Attached is a patch implemented what I discussed below. It just allows
cancellation ops to be serviced before the filesystem is mounted.
I've also attached a change to client-state-machine.c that I must not
have included in my last patch to use the base frame of the stack in the
cancelled_io_jobs_are_pending call.
Michael
On Tue, Mar 09, 2010 at 02:32:26PM -0500, Michael Moore wrote:
> I really wish I didn't have to resurrect this. We are again seeing issues
> with processes with in-progress writes spinning when pvfs2-client-core
> segfaults and restarts and the filesystem is not yet mounted.
>
> I think the issue is this:
> If there is a cancellation request issued by a process (e.g. 'kill -9
> badguy') and the filesystem is not yet mounted the kernel spins waiting
> for the cancellation downcall. I assume this is due to pvfs2-client-core
> not servicing requests other than mount requests until the filesystem is
> remounted so a downcall never comes.
>
> To reproduce this (the convoluted process):
> Have a process write to a pvfs filesystem
> Cause communication to fail (i.e. kill a server process)

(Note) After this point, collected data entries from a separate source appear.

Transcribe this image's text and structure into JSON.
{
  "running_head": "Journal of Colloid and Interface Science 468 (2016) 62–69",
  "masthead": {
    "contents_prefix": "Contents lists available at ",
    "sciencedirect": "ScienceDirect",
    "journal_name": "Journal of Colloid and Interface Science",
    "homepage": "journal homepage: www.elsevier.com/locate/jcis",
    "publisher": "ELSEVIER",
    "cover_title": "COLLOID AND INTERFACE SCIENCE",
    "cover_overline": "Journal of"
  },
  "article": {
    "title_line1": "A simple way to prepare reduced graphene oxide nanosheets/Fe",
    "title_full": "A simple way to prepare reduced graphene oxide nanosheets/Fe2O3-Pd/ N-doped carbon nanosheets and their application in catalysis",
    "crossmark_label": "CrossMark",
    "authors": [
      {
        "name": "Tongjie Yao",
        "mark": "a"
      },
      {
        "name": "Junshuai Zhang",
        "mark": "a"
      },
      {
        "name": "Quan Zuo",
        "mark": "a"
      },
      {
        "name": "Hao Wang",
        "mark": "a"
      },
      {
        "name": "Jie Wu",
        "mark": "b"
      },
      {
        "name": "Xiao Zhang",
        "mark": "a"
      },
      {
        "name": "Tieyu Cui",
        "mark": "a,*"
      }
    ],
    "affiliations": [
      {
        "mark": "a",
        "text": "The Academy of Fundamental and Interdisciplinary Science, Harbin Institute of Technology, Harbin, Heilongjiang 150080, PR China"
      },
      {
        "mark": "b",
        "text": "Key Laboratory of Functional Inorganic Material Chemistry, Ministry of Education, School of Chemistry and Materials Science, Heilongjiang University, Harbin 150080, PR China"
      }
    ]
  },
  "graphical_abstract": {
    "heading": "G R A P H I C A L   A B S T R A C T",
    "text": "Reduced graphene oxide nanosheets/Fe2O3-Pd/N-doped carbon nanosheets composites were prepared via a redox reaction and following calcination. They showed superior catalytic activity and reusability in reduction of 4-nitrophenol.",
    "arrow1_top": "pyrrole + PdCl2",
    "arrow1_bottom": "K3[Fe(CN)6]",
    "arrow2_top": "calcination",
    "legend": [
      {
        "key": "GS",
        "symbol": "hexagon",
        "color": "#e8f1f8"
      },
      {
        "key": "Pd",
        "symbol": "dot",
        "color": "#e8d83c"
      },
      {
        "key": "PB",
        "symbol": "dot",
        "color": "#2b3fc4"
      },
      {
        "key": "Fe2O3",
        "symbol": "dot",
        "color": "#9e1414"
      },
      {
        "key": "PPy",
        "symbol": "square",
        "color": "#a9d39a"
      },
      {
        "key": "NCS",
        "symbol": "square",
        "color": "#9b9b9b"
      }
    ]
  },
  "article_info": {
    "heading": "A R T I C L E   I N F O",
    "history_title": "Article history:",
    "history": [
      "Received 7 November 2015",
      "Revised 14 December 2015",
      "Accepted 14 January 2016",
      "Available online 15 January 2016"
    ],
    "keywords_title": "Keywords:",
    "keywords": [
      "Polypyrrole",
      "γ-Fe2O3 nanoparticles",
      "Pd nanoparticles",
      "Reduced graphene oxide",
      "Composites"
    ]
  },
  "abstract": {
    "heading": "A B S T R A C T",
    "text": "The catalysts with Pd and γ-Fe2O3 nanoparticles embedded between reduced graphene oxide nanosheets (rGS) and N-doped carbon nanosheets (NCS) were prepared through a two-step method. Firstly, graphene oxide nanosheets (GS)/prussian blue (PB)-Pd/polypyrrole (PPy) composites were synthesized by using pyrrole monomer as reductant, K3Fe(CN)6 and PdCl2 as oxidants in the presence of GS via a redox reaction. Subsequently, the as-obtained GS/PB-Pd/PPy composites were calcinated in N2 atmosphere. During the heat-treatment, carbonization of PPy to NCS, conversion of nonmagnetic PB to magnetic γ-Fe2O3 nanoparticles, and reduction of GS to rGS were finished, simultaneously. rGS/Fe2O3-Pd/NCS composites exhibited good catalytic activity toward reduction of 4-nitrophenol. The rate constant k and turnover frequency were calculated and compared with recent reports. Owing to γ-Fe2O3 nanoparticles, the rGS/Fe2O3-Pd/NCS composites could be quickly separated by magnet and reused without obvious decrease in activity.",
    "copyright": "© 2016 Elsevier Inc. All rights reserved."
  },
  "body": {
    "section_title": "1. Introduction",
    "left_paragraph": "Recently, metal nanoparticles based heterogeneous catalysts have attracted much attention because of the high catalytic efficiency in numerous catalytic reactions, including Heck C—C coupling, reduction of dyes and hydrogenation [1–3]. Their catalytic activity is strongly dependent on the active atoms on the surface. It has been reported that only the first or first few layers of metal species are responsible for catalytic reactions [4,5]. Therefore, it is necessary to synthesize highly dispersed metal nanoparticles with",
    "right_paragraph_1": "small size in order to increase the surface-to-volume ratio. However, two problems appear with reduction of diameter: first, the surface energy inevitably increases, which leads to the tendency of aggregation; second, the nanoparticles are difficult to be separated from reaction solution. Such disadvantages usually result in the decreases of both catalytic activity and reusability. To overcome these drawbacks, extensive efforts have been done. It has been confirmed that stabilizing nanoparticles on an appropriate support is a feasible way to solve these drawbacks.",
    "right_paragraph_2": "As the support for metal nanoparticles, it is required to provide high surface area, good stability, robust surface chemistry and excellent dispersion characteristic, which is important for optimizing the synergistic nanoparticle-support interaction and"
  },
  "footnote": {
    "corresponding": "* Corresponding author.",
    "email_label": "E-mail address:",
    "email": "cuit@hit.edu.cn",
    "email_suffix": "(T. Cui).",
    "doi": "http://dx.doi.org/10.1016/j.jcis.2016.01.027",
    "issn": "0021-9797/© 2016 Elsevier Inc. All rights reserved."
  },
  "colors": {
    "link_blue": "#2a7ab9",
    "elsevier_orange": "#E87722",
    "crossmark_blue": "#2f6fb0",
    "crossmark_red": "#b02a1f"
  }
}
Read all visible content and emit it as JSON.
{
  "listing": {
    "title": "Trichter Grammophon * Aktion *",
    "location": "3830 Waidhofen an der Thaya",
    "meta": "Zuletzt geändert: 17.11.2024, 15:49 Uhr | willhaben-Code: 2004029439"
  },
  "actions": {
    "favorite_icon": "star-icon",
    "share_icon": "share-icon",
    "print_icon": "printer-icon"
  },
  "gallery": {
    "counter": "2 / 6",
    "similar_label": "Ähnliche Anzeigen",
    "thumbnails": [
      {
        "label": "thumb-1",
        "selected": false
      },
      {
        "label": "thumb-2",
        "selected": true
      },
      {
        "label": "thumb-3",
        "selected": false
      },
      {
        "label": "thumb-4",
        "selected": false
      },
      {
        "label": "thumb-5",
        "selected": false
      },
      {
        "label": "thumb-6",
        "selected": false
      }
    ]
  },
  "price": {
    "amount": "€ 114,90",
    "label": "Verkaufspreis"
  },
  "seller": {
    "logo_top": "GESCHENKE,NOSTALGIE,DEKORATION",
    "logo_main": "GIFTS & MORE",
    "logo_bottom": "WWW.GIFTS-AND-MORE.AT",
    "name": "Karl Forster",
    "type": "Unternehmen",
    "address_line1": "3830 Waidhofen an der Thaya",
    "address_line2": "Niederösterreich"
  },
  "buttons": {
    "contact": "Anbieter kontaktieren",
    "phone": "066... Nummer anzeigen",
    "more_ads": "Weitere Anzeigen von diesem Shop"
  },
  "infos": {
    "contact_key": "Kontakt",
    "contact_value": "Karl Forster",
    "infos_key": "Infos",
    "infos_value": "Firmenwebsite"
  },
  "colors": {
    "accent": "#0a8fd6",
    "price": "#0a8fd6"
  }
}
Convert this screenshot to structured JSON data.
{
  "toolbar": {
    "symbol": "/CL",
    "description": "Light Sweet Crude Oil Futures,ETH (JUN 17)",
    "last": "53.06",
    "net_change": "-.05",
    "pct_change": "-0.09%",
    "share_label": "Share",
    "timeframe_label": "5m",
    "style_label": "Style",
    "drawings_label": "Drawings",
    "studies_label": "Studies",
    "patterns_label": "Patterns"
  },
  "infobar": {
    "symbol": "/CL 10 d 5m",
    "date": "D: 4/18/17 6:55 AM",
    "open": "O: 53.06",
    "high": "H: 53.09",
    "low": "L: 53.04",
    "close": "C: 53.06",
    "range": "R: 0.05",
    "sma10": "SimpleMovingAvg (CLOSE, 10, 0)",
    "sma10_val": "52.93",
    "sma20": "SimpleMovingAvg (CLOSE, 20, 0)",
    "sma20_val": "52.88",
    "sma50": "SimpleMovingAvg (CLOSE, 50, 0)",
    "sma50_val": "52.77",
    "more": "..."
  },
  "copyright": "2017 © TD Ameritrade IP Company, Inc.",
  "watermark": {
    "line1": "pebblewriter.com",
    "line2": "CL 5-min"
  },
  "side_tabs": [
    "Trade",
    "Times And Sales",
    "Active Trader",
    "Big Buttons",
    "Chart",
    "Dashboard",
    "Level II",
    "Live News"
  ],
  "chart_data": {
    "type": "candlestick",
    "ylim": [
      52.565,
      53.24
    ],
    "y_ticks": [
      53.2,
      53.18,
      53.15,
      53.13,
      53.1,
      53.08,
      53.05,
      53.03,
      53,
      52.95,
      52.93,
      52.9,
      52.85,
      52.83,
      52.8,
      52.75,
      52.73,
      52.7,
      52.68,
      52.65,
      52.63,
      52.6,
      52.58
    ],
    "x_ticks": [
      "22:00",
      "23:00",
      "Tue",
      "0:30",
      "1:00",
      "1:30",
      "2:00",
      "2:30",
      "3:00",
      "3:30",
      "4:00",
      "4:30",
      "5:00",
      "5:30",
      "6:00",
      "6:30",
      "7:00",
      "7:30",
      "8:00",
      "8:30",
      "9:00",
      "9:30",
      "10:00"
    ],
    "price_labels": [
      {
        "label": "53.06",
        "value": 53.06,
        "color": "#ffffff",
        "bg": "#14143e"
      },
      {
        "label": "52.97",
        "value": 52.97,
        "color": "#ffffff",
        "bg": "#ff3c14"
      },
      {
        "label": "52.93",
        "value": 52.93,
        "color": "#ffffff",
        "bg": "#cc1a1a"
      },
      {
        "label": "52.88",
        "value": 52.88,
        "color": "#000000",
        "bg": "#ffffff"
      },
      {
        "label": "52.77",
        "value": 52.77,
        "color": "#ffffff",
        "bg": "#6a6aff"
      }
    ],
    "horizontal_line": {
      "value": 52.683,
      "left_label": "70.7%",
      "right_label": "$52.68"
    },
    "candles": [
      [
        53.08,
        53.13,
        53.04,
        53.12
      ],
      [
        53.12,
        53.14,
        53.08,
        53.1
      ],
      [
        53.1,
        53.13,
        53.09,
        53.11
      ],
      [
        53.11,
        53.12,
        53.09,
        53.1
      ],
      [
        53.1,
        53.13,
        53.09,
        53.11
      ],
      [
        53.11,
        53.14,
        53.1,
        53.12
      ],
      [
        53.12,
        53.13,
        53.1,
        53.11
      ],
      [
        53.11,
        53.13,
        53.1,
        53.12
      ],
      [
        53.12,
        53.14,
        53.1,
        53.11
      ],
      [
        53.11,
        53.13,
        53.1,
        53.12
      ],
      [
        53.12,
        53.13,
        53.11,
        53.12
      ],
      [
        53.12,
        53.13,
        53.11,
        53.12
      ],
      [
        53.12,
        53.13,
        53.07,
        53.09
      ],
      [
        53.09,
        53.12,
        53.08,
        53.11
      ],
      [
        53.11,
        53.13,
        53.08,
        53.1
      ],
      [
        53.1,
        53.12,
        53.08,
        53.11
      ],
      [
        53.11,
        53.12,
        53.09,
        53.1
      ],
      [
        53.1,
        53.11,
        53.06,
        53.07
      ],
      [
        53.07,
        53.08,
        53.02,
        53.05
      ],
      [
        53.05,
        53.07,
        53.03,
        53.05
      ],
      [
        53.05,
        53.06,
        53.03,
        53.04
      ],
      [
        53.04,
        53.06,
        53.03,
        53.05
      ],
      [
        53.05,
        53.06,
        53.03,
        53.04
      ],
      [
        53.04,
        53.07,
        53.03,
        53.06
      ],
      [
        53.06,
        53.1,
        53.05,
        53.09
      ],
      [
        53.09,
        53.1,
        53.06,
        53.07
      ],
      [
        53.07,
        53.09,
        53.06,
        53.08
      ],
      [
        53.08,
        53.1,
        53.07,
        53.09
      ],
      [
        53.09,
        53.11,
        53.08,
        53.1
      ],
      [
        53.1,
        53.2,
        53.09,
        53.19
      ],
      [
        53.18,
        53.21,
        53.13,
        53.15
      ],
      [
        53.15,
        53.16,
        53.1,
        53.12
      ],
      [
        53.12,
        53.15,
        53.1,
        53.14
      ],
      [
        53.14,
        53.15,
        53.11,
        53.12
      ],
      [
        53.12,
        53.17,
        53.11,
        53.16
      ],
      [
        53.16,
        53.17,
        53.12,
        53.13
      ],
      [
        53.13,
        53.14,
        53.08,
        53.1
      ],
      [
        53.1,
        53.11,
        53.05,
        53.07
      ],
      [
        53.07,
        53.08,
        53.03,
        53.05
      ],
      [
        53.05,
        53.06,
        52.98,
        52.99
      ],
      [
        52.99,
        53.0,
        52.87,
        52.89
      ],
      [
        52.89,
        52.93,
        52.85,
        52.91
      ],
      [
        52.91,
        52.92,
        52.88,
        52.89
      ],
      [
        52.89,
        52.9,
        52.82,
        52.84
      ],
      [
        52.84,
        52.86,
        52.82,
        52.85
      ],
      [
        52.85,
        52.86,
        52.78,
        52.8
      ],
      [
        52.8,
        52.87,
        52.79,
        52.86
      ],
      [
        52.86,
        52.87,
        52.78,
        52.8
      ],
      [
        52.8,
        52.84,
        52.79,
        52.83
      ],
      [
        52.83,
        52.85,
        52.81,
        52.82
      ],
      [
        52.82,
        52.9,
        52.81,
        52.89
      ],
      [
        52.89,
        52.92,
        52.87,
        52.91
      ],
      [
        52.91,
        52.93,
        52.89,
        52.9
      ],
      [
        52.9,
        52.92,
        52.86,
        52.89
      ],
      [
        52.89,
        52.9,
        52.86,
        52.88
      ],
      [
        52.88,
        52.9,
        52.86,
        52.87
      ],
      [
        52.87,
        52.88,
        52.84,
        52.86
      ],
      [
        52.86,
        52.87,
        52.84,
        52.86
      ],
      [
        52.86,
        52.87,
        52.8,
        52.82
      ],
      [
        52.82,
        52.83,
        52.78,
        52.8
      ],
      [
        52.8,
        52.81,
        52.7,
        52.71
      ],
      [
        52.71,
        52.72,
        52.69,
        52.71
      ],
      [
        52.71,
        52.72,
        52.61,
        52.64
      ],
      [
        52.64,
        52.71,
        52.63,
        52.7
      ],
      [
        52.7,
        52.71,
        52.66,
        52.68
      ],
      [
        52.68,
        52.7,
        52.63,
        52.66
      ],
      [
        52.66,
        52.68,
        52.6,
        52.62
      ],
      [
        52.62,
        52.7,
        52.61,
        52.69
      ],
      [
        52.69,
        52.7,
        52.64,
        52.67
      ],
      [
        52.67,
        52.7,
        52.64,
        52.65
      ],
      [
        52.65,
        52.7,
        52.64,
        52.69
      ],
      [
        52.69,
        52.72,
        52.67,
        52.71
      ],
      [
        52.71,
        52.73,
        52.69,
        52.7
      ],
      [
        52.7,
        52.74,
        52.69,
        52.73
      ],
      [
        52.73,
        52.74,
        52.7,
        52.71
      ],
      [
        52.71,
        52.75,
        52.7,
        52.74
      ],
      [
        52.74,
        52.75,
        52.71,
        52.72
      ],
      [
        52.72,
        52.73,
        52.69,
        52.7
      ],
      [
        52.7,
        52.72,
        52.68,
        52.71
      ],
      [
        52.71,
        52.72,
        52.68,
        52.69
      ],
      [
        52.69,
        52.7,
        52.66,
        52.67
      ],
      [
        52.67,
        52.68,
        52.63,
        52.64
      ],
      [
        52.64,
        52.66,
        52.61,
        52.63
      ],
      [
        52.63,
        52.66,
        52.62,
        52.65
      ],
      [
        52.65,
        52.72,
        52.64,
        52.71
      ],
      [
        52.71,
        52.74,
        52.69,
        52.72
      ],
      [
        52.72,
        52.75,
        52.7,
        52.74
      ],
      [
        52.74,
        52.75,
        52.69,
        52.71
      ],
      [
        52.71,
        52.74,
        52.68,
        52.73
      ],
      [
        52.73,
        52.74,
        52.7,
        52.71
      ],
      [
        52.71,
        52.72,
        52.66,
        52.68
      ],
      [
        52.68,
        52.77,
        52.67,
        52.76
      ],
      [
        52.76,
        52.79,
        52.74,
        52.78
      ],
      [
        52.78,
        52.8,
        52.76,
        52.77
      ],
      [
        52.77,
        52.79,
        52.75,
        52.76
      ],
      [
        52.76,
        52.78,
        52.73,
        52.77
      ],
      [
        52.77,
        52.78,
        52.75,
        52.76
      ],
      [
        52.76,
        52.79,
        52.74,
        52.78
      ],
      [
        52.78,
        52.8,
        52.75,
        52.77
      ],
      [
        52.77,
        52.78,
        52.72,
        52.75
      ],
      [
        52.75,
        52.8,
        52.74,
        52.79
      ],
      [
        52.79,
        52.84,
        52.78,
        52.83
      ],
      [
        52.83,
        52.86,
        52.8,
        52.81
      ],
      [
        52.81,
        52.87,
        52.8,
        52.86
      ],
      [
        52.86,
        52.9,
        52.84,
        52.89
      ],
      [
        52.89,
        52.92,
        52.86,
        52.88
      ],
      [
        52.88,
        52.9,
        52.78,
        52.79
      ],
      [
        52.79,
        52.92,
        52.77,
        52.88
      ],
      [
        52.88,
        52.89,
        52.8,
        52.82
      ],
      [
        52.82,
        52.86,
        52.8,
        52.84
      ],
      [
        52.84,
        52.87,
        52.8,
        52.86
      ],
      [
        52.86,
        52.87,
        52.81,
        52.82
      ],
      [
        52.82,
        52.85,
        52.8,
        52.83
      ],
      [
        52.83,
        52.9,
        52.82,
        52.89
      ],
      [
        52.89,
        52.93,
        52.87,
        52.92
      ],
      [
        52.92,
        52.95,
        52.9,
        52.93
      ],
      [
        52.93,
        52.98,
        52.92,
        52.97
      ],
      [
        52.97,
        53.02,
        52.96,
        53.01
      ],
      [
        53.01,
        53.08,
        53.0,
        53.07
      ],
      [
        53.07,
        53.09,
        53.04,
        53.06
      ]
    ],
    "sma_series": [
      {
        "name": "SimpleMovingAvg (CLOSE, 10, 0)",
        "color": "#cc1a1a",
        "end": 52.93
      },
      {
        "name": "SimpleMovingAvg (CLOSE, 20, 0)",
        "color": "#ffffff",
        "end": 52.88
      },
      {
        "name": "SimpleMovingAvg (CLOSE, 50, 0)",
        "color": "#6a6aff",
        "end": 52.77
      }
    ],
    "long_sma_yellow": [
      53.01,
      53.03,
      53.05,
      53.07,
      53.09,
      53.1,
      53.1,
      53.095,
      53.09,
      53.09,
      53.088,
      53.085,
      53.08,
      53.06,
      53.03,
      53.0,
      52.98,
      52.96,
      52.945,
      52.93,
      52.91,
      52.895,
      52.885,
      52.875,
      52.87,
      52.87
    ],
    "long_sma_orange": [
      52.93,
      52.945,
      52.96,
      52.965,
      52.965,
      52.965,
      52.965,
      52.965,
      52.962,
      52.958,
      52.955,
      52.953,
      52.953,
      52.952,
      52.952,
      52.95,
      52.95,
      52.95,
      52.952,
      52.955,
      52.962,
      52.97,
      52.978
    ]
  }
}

> After client-core has begun retrying, kill the client-core
> After client-core restart and write retries, kill the writing process
>
> Unfortunately, this is the behavior we see when a bad perror_gossip call
> is segfaulting client-core as I/O is being re-tried and cancelled
> (haven't tracked that down yet).
>
> Fix:
> So far, allowing cancellation requests in addition to remount
> requests to be handled before the filesystem is mounted seems to fix the
> issue. Does this make sense? I imagine it means that the cancel I/O
> request is effectively not handled since the write request doesn't exist
> yet. If the filesystem is ever mounted writes will re-issue the
> cancellation if the writes continue to fail?
>
> Thanks,
> Michael
> _______________________________________________
> Pvfs2-developers mailing list
> [email protected]
> http://www.beowulf-underground.org/mailman/listinfo/pvfs2-developers
Index: pvfs2/src/apps/kernel/linux/pvfs2-client-core.c
===================================================================
RCS file: /projects/cvsroot/pvfs2/src/apps/kernel/linux/pvfs2-client-core.c,v
retrieving revision 1.108
diff -a -u -p -r1.108 pvfs2-client-core.c
--- pvfs2/src/apps/kernel/linux/pvfs2-client-core.c 11 Feb 2010 23:03:32
-0000 1.108
+++ pvfs2/src/apps/kernel/linux/pvfs2-client-core.c 10 Mar 2010 12:11:43
-0000
@@ -2852,7 +2852,8 @@ static inline PVFS_error handle_unexp_vf
}
if (remount_complete == REMOUNT_NOTCOMPLETED &&
- (vfs_request->in_upcall.type != PVFS2_VFS_OP_FS_MOUNT))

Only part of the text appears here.